Johnson, who has a sizeable parliamentary majority, is expected to survive the vote, but Labor sources are quietly advising that the motion will be politically toxic for Johnson anyway. If Tory MPs vote against holding the inquiry, Labor can step into their shoes at the next election and underline that they voted to shield the Prime Minister from scrutiny.

And there will be another test in just a few weeks: local elections will be held across the country on May 5. While it won’t remove Johnson from office, the election will be an opportunity for voters to send a message of fury directly to Downing. Street.

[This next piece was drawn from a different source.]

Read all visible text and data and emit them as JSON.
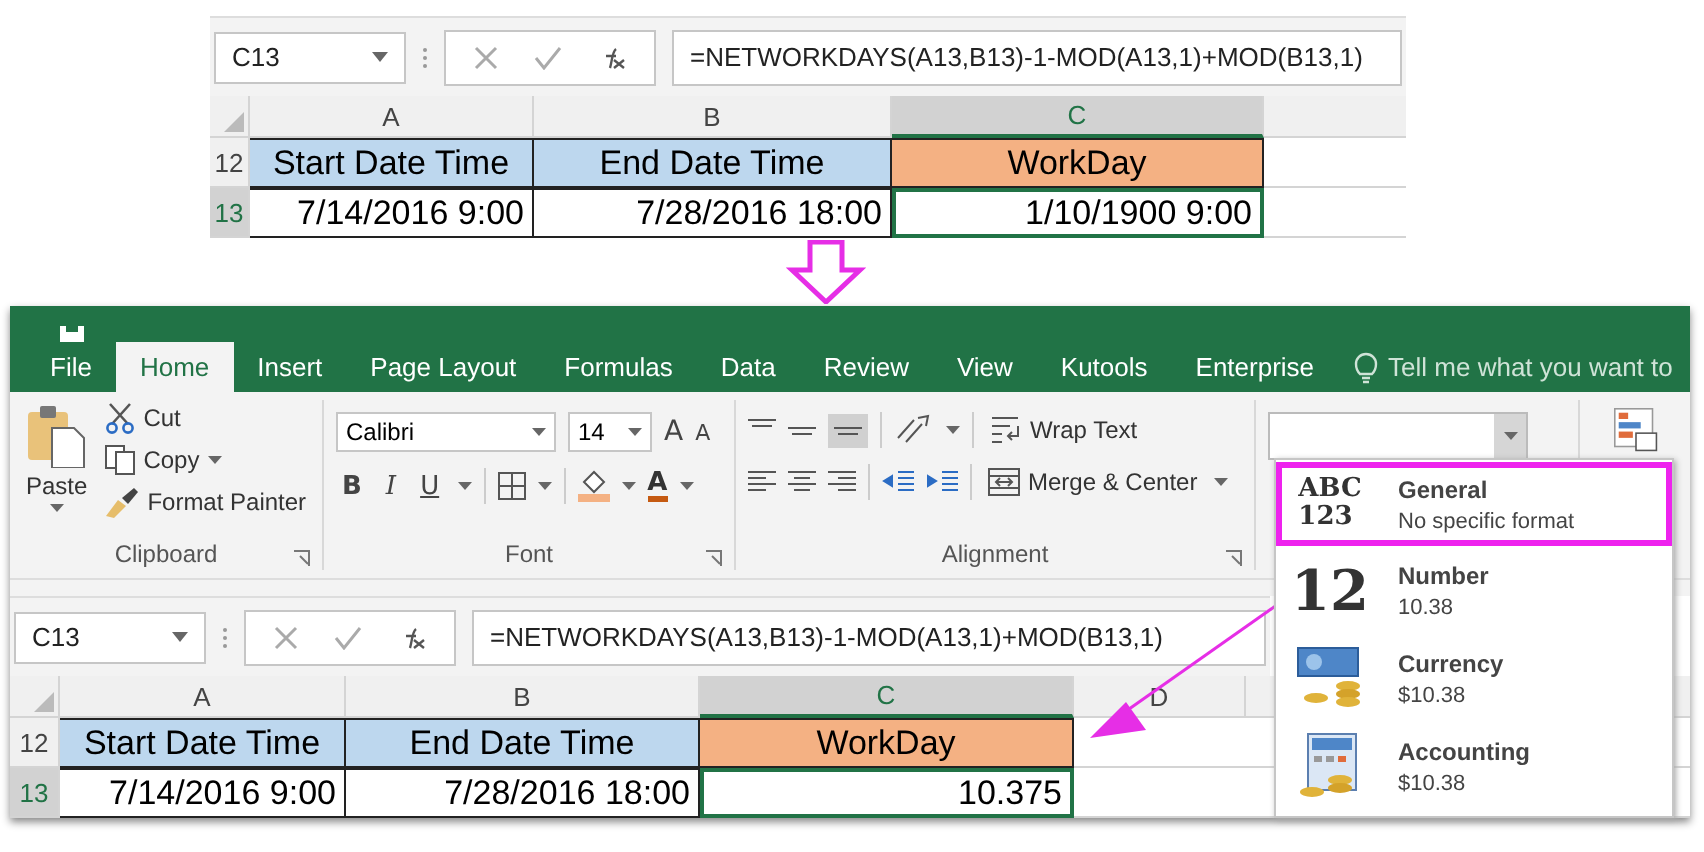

While the Conservatives suffered huge declines in several polls ahead of the election, observers believe it would take a dramatic defeat for Johnson’s lawmakers to commit political regicide against Johnson. But it’s not out of the question — and those who have seriously considered removing the prime minister see the summer as the best time to get rid of him, as it would give a new leader plenty of time to settle in the post before the next general election.

After these elections, the pitfalls are a little more difficult to predict. At any time, Johnson could be fined again for further gatherings held in Downing Street that allegedly broke his own government’s laws. And a senior civil servant’s final report on the Partygate scandal could be so damning that Tory poll numbers plummet even further.

However, for now, Johnson remains in his post, unwilling to resign and no one is strong enough to force him to leave. It’s frustrating for those who want him gone, but politics simply make it impossible to get rid of Johnson in the immediate future. Whether that’s a good thing for Johnson and his party is another matter altogether – and there are Labor figures who think Johnson fighting for the next general election would be preferable to a new, more credible alternative.